The plan was expressly vetoed by Adolf Hitler, though some units were surreptitiously removed by sea.
The Kurland pocket had been formed on 10 October 1944 when the forces of General Hovhannes Kh. Bagramyan’s 1st Baltic Front reached the Baltic Sea just to the south of Liepaja, cutting off a sizeable portion (24 infantry and two Panzer divisions) of Generaloberst Carl Hilpert’s 16th Army and General Ehrenfried-Oskar Boege’s 18th Army of Generaloberst Ferdinand Schörner’s Heeresgruppe 'Nord' in an area bounded by Tukums on the western shore of the Gulf of Riga and Liepaja on the Baltic.
The implementation of this movement by the 1st Baltic Front as part of the 'Baltic Offensive Operation' was classic of logistics and deception, for under the cover of overt preparations for an assault on Riga, the Latvian capital on the right flank of Bagramyan’s front, the Soviet commander in a mere six days moved three infantry armies, one tank army and a number of independent corps (500,000 men and 1,300 armoured vehicles) a distance of 100 miles (160 km) from his right to his left flank.
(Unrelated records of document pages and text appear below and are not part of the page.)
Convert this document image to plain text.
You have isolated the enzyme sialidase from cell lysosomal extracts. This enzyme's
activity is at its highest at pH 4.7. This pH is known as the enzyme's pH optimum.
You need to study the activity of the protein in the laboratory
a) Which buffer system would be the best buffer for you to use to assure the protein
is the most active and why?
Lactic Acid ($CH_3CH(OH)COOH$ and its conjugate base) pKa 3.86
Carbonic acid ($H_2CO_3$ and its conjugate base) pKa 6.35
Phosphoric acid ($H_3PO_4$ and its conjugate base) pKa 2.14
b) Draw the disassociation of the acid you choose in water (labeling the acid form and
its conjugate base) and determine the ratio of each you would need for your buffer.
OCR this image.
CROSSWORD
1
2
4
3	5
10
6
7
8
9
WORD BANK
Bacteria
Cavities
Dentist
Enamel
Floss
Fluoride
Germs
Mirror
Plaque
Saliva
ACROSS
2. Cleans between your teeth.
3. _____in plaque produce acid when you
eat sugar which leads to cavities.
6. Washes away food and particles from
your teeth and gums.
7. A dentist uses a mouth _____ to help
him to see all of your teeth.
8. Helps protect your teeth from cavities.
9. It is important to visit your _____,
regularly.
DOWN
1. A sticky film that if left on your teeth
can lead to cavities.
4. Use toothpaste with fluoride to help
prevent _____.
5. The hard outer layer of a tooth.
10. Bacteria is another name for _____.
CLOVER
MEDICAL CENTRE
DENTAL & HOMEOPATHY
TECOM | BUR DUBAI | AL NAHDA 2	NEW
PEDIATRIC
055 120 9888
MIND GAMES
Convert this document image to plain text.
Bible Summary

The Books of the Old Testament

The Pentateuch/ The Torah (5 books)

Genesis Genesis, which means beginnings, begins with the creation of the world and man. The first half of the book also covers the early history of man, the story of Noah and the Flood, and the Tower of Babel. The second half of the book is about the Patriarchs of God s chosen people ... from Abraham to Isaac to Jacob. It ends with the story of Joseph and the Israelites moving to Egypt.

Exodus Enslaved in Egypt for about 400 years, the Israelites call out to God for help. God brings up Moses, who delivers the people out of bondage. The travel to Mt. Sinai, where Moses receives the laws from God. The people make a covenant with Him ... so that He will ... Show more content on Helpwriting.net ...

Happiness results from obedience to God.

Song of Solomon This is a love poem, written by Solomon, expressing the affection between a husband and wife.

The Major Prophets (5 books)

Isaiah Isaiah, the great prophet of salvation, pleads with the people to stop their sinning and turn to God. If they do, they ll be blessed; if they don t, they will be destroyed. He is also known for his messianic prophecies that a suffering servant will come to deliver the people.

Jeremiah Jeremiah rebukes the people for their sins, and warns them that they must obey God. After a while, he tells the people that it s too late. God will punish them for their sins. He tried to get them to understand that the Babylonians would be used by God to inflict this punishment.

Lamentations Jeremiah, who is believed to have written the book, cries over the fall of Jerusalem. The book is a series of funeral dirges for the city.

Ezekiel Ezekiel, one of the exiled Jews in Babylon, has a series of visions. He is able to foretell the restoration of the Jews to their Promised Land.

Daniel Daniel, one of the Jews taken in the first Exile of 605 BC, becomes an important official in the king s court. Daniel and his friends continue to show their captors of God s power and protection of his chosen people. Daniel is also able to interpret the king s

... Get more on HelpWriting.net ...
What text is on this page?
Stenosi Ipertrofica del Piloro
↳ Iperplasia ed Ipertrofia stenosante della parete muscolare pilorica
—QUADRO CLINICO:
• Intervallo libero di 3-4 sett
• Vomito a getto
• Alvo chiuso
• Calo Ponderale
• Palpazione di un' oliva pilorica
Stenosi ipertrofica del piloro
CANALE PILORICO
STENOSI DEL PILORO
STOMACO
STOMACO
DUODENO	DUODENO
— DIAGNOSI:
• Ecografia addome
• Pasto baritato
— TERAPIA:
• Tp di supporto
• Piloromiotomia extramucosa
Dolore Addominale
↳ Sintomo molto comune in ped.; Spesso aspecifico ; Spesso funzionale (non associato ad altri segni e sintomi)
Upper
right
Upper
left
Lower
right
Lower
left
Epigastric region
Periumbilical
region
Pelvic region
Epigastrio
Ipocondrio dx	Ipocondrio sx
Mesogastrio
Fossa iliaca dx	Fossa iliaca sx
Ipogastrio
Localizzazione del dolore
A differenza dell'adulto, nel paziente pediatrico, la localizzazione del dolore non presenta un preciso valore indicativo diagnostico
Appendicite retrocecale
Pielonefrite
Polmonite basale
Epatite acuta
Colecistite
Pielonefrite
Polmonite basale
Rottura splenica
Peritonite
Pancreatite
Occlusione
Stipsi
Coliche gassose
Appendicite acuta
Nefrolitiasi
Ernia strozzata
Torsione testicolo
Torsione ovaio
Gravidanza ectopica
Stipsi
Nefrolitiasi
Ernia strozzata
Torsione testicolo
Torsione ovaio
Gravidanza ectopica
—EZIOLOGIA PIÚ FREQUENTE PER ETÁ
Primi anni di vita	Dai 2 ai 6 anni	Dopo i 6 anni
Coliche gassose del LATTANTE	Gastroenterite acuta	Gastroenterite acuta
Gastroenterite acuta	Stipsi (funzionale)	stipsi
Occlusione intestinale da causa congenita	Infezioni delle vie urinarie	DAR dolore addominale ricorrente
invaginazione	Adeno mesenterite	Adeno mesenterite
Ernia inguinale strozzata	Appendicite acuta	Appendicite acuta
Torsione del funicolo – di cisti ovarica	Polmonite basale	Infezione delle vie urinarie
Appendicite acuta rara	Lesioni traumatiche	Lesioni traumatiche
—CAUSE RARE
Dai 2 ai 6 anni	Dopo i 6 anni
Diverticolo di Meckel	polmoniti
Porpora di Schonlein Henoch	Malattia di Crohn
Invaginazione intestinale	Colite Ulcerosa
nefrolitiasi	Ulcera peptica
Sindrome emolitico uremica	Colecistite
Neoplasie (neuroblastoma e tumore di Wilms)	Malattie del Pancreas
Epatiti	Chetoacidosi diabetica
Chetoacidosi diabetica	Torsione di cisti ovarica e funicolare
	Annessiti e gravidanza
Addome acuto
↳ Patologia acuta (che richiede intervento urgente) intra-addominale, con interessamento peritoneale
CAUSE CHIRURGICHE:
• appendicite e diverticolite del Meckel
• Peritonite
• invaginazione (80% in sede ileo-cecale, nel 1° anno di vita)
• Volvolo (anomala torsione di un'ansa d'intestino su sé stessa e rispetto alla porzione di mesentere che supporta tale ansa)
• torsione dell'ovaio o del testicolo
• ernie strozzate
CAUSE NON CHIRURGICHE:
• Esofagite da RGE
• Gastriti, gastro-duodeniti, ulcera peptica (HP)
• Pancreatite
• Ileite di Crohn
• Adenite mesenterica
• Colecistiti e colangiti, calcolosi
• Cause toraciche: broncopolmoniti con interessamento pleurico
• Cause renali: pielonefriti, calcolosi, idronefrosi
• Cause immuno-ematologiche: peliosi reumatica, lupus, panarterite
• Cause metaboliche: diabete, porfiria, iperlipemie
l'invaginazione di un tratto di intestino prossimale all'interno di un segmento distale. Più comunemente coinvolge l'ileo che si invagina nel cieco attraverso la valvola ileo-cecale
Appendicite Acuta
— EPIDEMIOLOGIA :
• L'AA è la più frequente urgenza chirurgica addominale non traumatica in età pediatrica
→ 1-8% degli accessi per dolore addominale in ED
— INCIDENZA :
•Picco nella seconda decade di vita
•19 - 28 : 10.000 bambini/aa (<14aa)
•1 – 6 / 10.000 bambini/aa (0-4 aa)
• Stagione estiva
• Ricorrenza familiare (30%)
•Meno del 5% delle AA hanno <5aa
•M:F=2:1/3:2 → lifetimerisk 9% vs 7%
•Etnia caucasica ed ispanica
Hitler steadfastly refused to permit an evacuation of the lodgement, which held out until the end of the war, on the grounds that its continued existence would tie down significant Soviet forces, improve Germany’s political standing with the Baltic countries with which Germany 'traded', and safeguard the U-boat training area off Danzig.
On 25 January 1945 Heeresgruppe 'Nord', now under the command of Generaloberst Dr Lothar Rendulic, was renamed Heeresgruppe 'Kurland', but the continued existence of these isolated German formations posed no real threat to the Soviets.